Many commonly used medicines are still derived from plants. Scopolamine, used for motion sickness and to treat post-surgical nausea, is made from plants in the nightshade family. Digoxin, a heart medication, comes from the foxglove plant. Codeine and other opioid painkillers are derived from opium poppies.
But plants used to make medications are sometimes endangered or expensive. A poor growing season or geopolitical instability in the region where a plant is cultivated could cause a decline in medication supply.
Now, a Stanford scientist has figured out how to isolate the molecular “factory” within an endangered plant and assemble it within another, more widely available plant.
“This was a challenge, because plants are pretty complicated,” says Elizabeth Sattely, a professor of chemical engineering. “They’re pretty difficult to work with. Their genomes are very complicated.”
Sattely and her team worked with a Himalayan plant called the mayapple, which produces precursors to a commonly used chemotherapy drug called etoposide. Etoposide is used to treat a variety of cancers, including lymphoma, lung cancer, testicular cancer and some types of leukemia and brain cancer. It’s on the World Health Organization’s list of essential medicines—drugs considered crucial for medical system functioning. But mayapple is slow-growing, and supply has been in decline for years due to high demand.
Sattely realized that mayapple’s chemical assembly line starts up in response to its leaves being injured.

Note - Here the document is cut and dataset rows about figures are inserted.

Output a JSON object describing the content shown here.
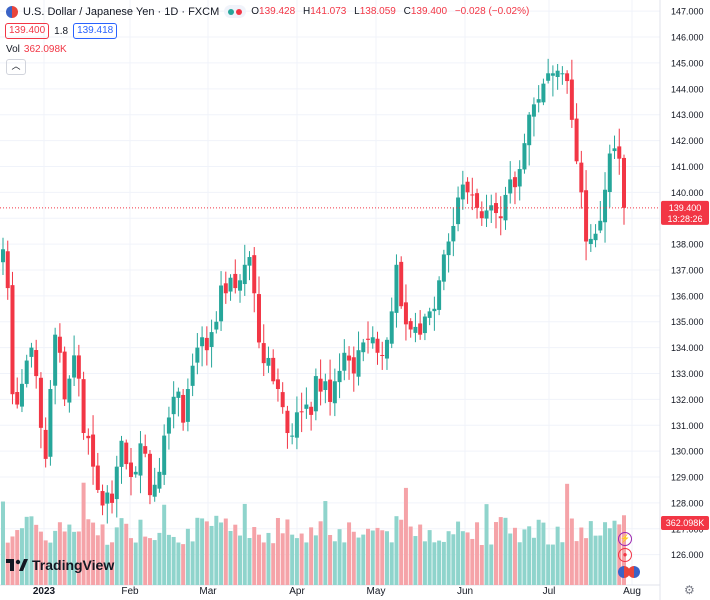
{
  "header": {
    "symbol_title": "U.S. Dollar / Japanese Yen · 1D · FXCM",
    "ohlc": [
      {
        "key": "O",
        "value": "139.428"
      },
      {
        "key": "H",
        "value": "141.073"
      },
      {
        "key": "L",
        "value": "138.059"
      },
      {
        "key": "C",
        "value": "139.400"
      },
      {
        "key": "",
        "value": "−0.028 (−0.02%)"
      }
    ],
    "sell_price": "139.400",
    "spread": "1.8",
    "buy_price": "139.418",
    "volume_label": "Vol",
    "volume_value": "362.098K",
    "collapse_icon": "chevron-up-icon"
  },
  "price_badge": {
    "price": "139.400",
    "countdown": "13:28:26"
  },
  "volume_badge": "362.098K",
  "logo_text": "TradingView",
  "colors": {
    "up": "#26a69a",
    "down": "#f23645",
    "up_vol": "#8fd4cc",
    "down_vol": "#f5a3a8",
    "grid": "#f0f3fa"
  },
  "chart_data": {
    "type": "candlestick",
    "symbol": "U.S. Dollar / Japanese Yen",
    "interval": "1D",
    "source": "FXCM",
    "y_ticks": [
      "147.000",
      "146.000",
      "145.000",
      "144.000",
      "143.000",
      "142.000",
      "141.000",
      "140.000",
      "139.000",
      "138.000",
      "137.000",
      "136.000",
      "135.000",
      "134.000",
      "133.000",
      "132.000",
      "131.000",
      "130.000",
      "129.000",
      "128.000",
      "127.000",
      "126.000"
    ],
    "ylim": [
      125.6,
      147.2
    ],
    "x_labels": [
      "2023",
      "Feb",
      "Mar",
      "Apr",
      "May",
      "Jun",
      "Jul",
      "Aug"
    ],
    "last_price": 139.4,
    "volume_last": "362.098K",
    "closes": [
      137.8,
      136.3,
      132.2,
      131.8,
      132.6,
      133.5,
      134.0,
      132.9,
      130.9,
      129.7,
      132.4,
      134.5,
      133.8,
      132.0,
      132.8,
      133.7,
      132.8,
      130.7,
      130.5,
      129.4,
      128.5,
      127.9,
      128.4,
      128.0,
      129.4,
      130.4,
      129.5,
      129.0,
      129.2,
      130.3,
      129.9,
      128.3,
      128.7,
      129.2,
      130.6,
      131.3,
      132.1,
      132.3,
      131.1,
      132.4,
      133.3,
      134.0,
      134.4,
      133.9,
      134.6,
      135.0,
      136.4,
      136.1,
      136.7,
      136.3,
      136.6,
      137.2,
      137.5,
      136.1,
      134.2,
      133.4,
      133.6,
      132.7,
      132.4,
      131.7,
      130.7,
      130.6,
      131.5,
      131.5,
      131.8,
      131.4,
      132.9,
      132.3,
      132.7,
      131.9,
      132.7,
      133.1,
      133.8,
      133.5,
      133.0,
      133.9,
      134.2,
      134.3,
      134.4,
      133.8,
      133.7,
      134.3,
      135.4,
      137.2,
      135.6,
      134.9,
      134.7,
      134.8,
      134.5,
      135.2,
      135.4,
      135.5,
      136.6,
      137.6,
      138.1,
      138.7,
      139.8,
      140.3,
      140.0,
      139.9,
      139.4,
      139.0,
      139.3,
      139.5,
      139.2,
      139.0,
      139.9,
      140.5,
      140.2,
      140.9,
      141.9,
      143.0,
      143.4,
      143.6,
      144.2,
      144.6,
      144.6,
      144.7,
      144.6,
      144.3,
      142.8,
      141.2,
      140.0,
      138.1,
      138.2,
      138.4,
      138.9,
      140.1,
      141.5,
      141.7,
      141.3,
      139.4
    ]
  }
}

Once this injury occurs, the plant starts producing a number of proteins. Some of these proteins eventually produce etoposide’s precursor. But the big question was which proteins? There were more than 30 present, but not all of them were involved in making the precursor.
“What was crucial here was really narrowing down our candidate list,” Sattely says.

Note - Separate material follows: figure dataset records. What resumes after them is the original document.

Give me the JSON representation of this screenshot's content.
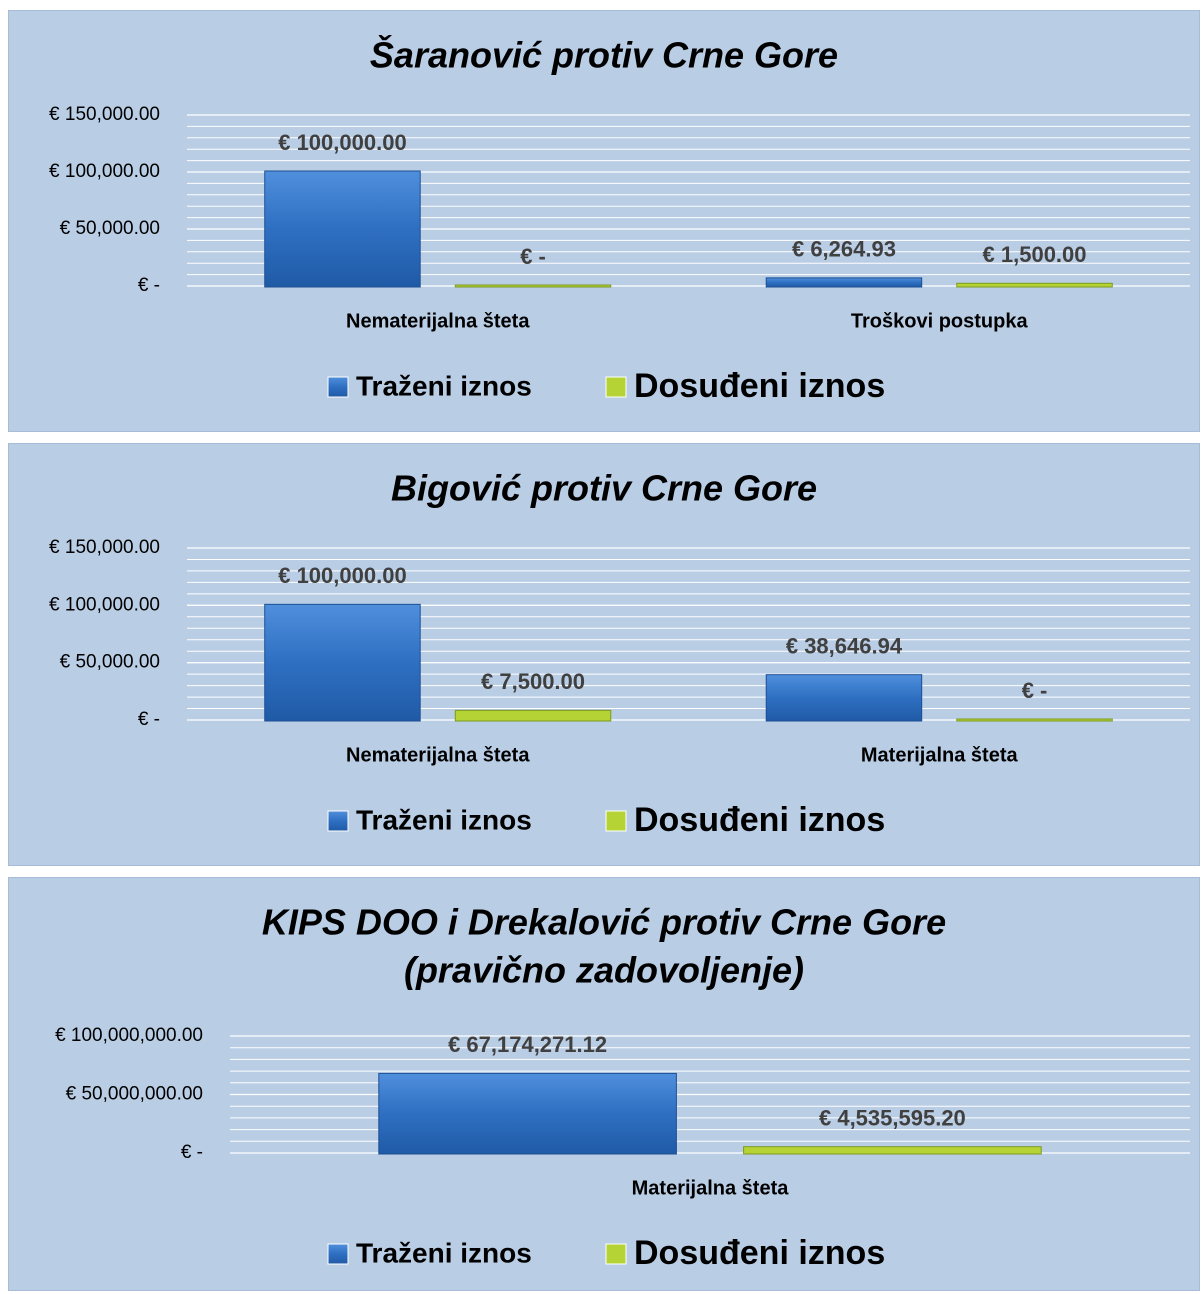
{
  "chart_data": [
    {
      "type": "bar",
      "title": [
        "Šaranović protiv Crne Gore"
      ],
      "categories": [
        "Nematerijalna šteta",
        "Troškovi postupka"
      ],
      "series": [
        {
          "name": "Traženi iznos",
          "color": "#2f6fc2",
          "values": [
            100000,
            6264.93
          ],
          "value_labels": [
            "€ 100,000.00",
            "€ 6,264.93"
          ]
        },
        {
          "name": "Dosuđeni iznos",
          "color": "#b5d334",
          "values": [
            0,
            1500
          ],
          "value_labels": [
            "€ -",
            "€ 1,500.00"
          ]
        }
      ],
      "ylim": [
        0,
        150000
      ],
      "yticks": [
        {
          "value": 0,
          "label": "€ -"
        },
        {
          "value": 50000,
          "label": "€ 50,000.00"
        },
        {
          "value": 100000,
          "label": "€ 100,000.00"
        },
        {
          "value": 150000,
          "label": "€ 150,000.00"
        }
      ],
      "grid": true,
      "minor_grid_per_major": 5,
      "legend": "bottom"
    },
    {
      "type": "bar",
      "title": [
        "Bigović protiv Crne Gore"
      ],
      "categories": [
        "Nematerijalna šteta",
        "Materijalna šteta"
      ],
      "series": [
        {
          "name": "Traženi iznos",
          "color": "#2f6fc2",
          "values": [
            100000,
            38646.94
          ],
          "value_labels": [
            "€ 100,000.00",
            "€ 38,646.94"
          ]
        },
        {
          "name": "Dosuđeni iznos",
          "color": "#b5d334",
          "values": [
            7500,
            0
          ],
          "value_labels": [
            "€ 7,500.00",
            "€ -"
          ]
        }
      ],
      "ylim": [
        0,
        150000
      ],
      "yticks": [
        {
          "value": 0,
          "label": "€ -"
        },
        {
          "value": 50000,
          "label": "€ 50,000.00"
        },
        {
          "value": 100000,
          "label": "€ 100,000.00"
        },
        {
          "value": 150000,
          "label": "€ 150,000.00"
        }
      ],
      "grid": true,
      "minor_grid_per_major": 5,
      "legend": "bottom"
    },
    {
      "type": "bar",
      "title": [
        "KIPS DOO i Drekalović protiv Crne Gore",
        "(pravično zadovoljenje)"
      ],
      "categories": [
        "Materijalna šteta"
      ],
      "series": [
        {
          "name": "Traženi iznos",
          "color": "#2f6fc2",
          "values": [
            67174271.12
          ],
          "value_labels": [
            "€ 67,174,271.12"
          ]
        },
        {
          "name": "Dosuđeni iznos",
          "color": "#b5d334",
          "values": [
            4535595.2
          ],
          "value_labels": [
            "€ 4,535,595.20"
          ]
        }
      ],
      "ylim": [
        0,
        100000000
      ],
      "yticks": [
        {
          "value": 0,
          "label": "€ -"
        },
        {
          "value": 50000000,
          "label": "€ 50,000,000.00"
        },
        {
          "value": 100000000,
          "label": "€ 100,000,000.00"
        }
      ],
      "grid": true,
      "minor_grid_per_major": 5,
      "legend": "bottom"
    }
  ]
}
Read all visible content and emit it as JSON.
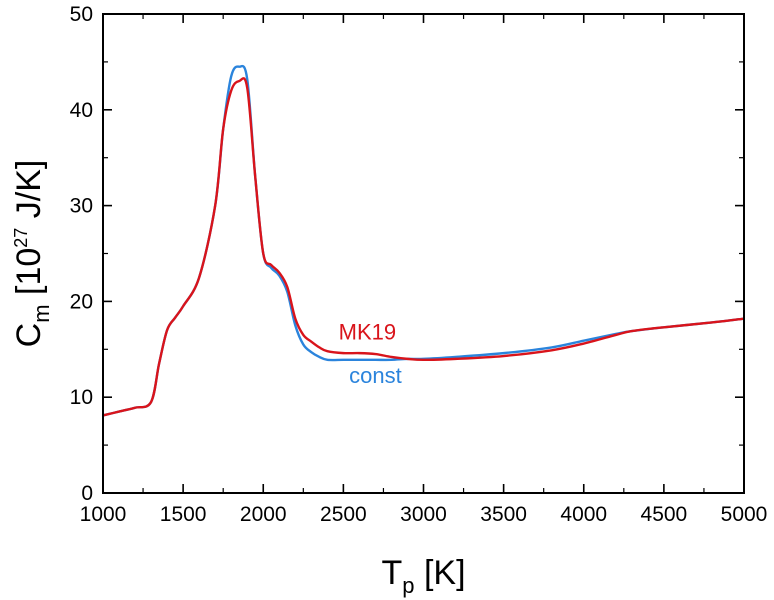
{
  "chart_data": {
    "type": "line",
    "xlabel": {
      "main": "T",
      "sub": "p",
      "unit": " [K]"
    },
    "ylabel": {
      "main": "C",
      "sub": "m",
      "pre": " [10",
      "sup": "27",
      "post": " J/K]"
    },
    "xlim": [
      1000,
      5000
    ],
    "ylim": [
      0,
      50
    ],
    "xticks": [
      "1000",
      "1500",
      "2000",
      "2500",
      "3000",
      "3500",
      "4000",
      "4500",
      "5000"
    ],
    "yticks": [
      "0",
      "10",
      "20",
      "30",
      "40",
      "50"
    ],
    "grid": false,
    "series": [
      {
        "name": "const",
        "color": "#2b84dc",
        "label_at": [
          2700,
          11.5
        ],
        "x": [
          1000,
          1100,
          1200,
          1300,
          1350,
          1400,
          1450,
          1500,
          1600,
          1700,
          1750,
          1800,
          1850,
          1900,
          1950,
          2000,
          2050,
          2100,
          2150,
          2200,
          2250,
          2300,
          2350,
          2400,
          2500,
          2600,
          2700,
          2800,
          2900,
          3000,
          3200,
          3500,
          3800,
          4000,
          4200,
          4300,
          4500,
          4800,
          5000
        ],
        "y": [
          8.1,
          8.5,
          8.9,
          9.5,
          13.5,
          17.0,
          18.3,
          19.5,
          22.5,
          30.0,
          38.0,
          43.5,
          44.5,
          43.2,
          33.0,
          25.0,
          23.5,
          22.7,
          21.0,
          17.5,
          15.5,
          14.7,
          14.2,
          13.9,
          13.9,
          13.9,
          13.9,
          13.9,
          14.0,
          14.0,
          14.2,
          14.6,
          15.2,
          15.9,
          16.6,
          16.9,
          17.3,
          17.8,
          18.2
        ]
      },
      {
        "name": "MK19",
        "color": "#d9141b",
        "label_at": [
          2650,
          16.0
        ],
        "x": [
          1000,
          1100,
          1200,
          1300,
          1350,
          1400,
          1450,
          1500,
          1600,
          1700,
          1750,
          1800,
          1850,
          1900,
          1950,
          2000,
          2050,
          2100,
          2150,
          2200,
          2250,
          2300,
          2350,
          2400,
          2500,
          2600,
          2700,
          2800,
          2900,
          3000,
          3200,
          3500,
          3800,
          4000,
          4200,
          4300,
          4500,
          4800,
          5000
        ],
        "y": [
          8.1,
          8.5,
          8.9,
          9.5,
          13.5,
          17.0,
          18.3,
          19.5,
          22.5,
          30.0,
          38.0,
          42.0,
          43.0,
          42.3,
          33.0,
          25.0,
          23.8,
          23.0,
          21.5,
          18.2,
          16.5,
          15.8,
          15.2,
          14.8,
          14.6,
          14.6,
          14.5,
          14.2,
          14.0,
          13.9,
          14.0,
          14.3,
          14.9,
          15.6,
          16.5,
          16.9,
          17.3,
          17.8,
          18.2
        ]
      }
    ]
  }
}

She and her team tried out various combinations of proteins until they figured out which 10 constituted the assembly line. Then, they put the genes that made these 10 proteins into a different plant. The plant they chose was Nicotiana benthamiana, a wild relative of tobacco, chosen because it’s widely available and easy to grow in a lab. The Nicotiana plant began producing the etoposide precursor, just like mayapple. Sattely and her graduate student, Warren Lau, published their discovery in the journal Science.
“This is a very nice proof of concept,” says Sattely.
Sattely hopes to ultimately make microbes, such as yeast, produce the same molecules, skipping plants entirely. If she succeeds, she’ll be joining a number of scientists who have figured out how to turn microorganisms into drug-producing factories. Just this week, German scientists announced they’d made genetically modified yeast produce THC, the compound in marijuana that produces the “high” and can help treat side effects from chemotherapy and other illnesses. Last month, Stanford researchers published results showing how they had made yeast produce hydrocodone, an opioid painkiller similar to morphine. The breakthrough has potential to make such drugs cheaper and more accessible. In 2013, chemical engineers at Berkeley coaxed genetically modified yeast into producing anti-malaria drugs.
Making drugs with yeast is even simpler and less expensive than using common lab plants. The supplies are incredibly cheap and easy to produce, take little space or special care, and can be endlessly manipulated.
"The promise of the field of synthetic biology is that you can get cells to make or do anything you want," Sattely says.
But there’s still much to learn from plants and the chemicals they produce. As plants' molecular production pathways become better understood, scientists can learn to manipulate them, potentially producing better drugs with fewer side effects.
“Plants are some of the best molecular factories in nature,” Sattely says. “We have a lot to learn about these molecules that are so important for human health and also for plant health.”